Des seuils de référence aident à interpréter ces chiffres pour orienter la prise en charge médicale. Les recommandations varient si le risque cardiovasculaire est faible, modéré, élevé ou très élevé. Le tableau ci-dessous résume les repères habituellement utilisés en pratique.
| Paramètre | Valeur en g/L | Valeur en mmol/L | Objectif clinique |
|---|---|---|---|
| HDL | >= 0,4 | >= 1,0 | Protection cardiovasculaire |
| LDL recommandations générales | < 1,6 | < 4,1 | Objectif pour population générale |
| LDL risque modéré | < 1,3 | < 3,4 | Réduction recommandée |
| LDL risque élevé | < 1,0 | < 2,6 | Cible stricte |
| Cholestérol total | <= 2,0 | <= 5,0 | Référence approximative pour l’adulte |
Le seuil idéal dépend de l’âge, du sexe et des antécédents cardiovasculaires. Un suivi personnalisé avec le médecin permet d’ajuster les objectifs en fonction du risque individuel.
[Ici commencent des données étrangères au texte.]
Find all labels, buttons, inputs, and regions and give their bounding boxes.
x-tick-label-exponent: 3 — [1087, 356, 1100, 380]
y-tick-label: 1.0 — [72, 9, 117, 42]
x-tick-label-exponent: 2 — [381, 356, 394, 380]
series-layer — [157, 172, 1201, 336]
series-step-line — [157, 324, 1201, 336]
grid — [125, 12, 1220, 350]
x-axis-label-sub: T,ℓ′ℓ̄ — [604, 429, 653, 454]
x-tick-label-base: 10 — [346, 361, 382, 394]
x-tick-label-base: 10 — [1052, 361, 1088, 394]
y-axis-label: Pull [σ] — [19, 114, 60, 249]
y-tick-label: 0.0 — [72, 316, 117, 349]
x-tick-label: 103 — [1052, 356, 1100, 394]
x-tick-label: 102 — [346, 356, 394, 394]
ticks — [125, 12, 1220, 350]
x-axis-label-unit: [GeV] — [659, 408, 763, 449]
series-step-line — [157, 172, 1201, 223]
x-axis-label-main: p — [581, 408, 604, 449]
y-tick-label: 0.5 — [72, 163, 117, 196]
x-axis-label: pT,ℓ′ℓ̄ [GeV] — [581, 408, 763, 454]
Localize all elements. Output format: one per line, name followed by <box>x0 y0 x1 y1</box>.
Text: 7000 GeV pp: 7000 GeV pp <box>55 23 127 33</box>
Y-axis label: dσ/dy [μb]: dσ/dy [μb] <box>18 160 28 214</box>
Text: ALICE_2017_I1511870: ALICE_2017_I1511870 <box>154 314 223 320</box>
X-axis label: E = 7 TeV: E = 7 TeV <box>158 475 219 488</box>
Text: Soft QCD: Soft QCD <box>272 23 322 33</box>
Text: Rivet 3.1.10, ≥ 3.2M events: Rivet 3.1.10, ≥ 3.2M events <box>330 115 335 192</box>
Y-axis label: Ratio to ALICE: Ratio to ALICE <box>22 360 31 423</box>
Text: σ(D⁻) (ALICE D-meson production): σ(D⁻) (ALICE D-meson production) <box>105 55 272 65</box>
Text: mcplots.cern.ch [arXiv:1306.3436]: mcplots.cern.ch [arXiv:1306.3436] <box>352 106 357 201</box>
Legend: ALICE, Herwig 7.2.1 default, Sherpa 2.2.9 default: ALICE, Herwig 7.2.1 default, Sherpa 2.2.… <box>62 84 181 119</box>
Certains patients nécessitent une prise en charge plus agressive incluant des médicaments hypolipémiants.
Le rapport cholestérol total sur HDL et la présence d’autres facteurs comme l’hypertension ou le diabète complètent l’évaluation du risque. Les décisions thérapeutiques reposent sur l’ensemble de ces éléments et sur le dialogue entre le patient et le praticien. N’hésitez pas à demander des explications si un chiffre vous semble flou lors de la consultation.
Quels aliments et habitudes favorisent un meilleur bilan lipidique ?
La nutrition joue un rôle central pour augmenter le HDL et réduire le LDL. Privilégiez les aliments riches en oméga 3 et en fibres solubles car ils améliorent le profil lipidique. L’activité physique régulière et la perte de poids en cas de surpoids complètent ces effets nutritionnels.
- Aliments à privilégier : poissons gras (saumon, maquereau), graines de lin, noix et huiles riches en oméga 3.
- Fibres et végétaux : légumes, légumineuses, fruits entiers et céréales complètes pour réduire l’absorption du cholestérol.
- Substituts sains : huile d’olive pour la cuisson et avocats comme source de graisses monoinsaturées.
Il convient de limiter fortement les graisses saturées et les acides gras trans présents dans les produits transformés et certaines pâtisseries. Le tabac diminue le niveau de HDL et augmente le risque cardiovasculaire, tandis que l’activité physique soutenue l’améliore. Vous pouvez demander un plan alimentaire à un professionnel pour adapter ces conseils à vos habitudes et à vos besoins.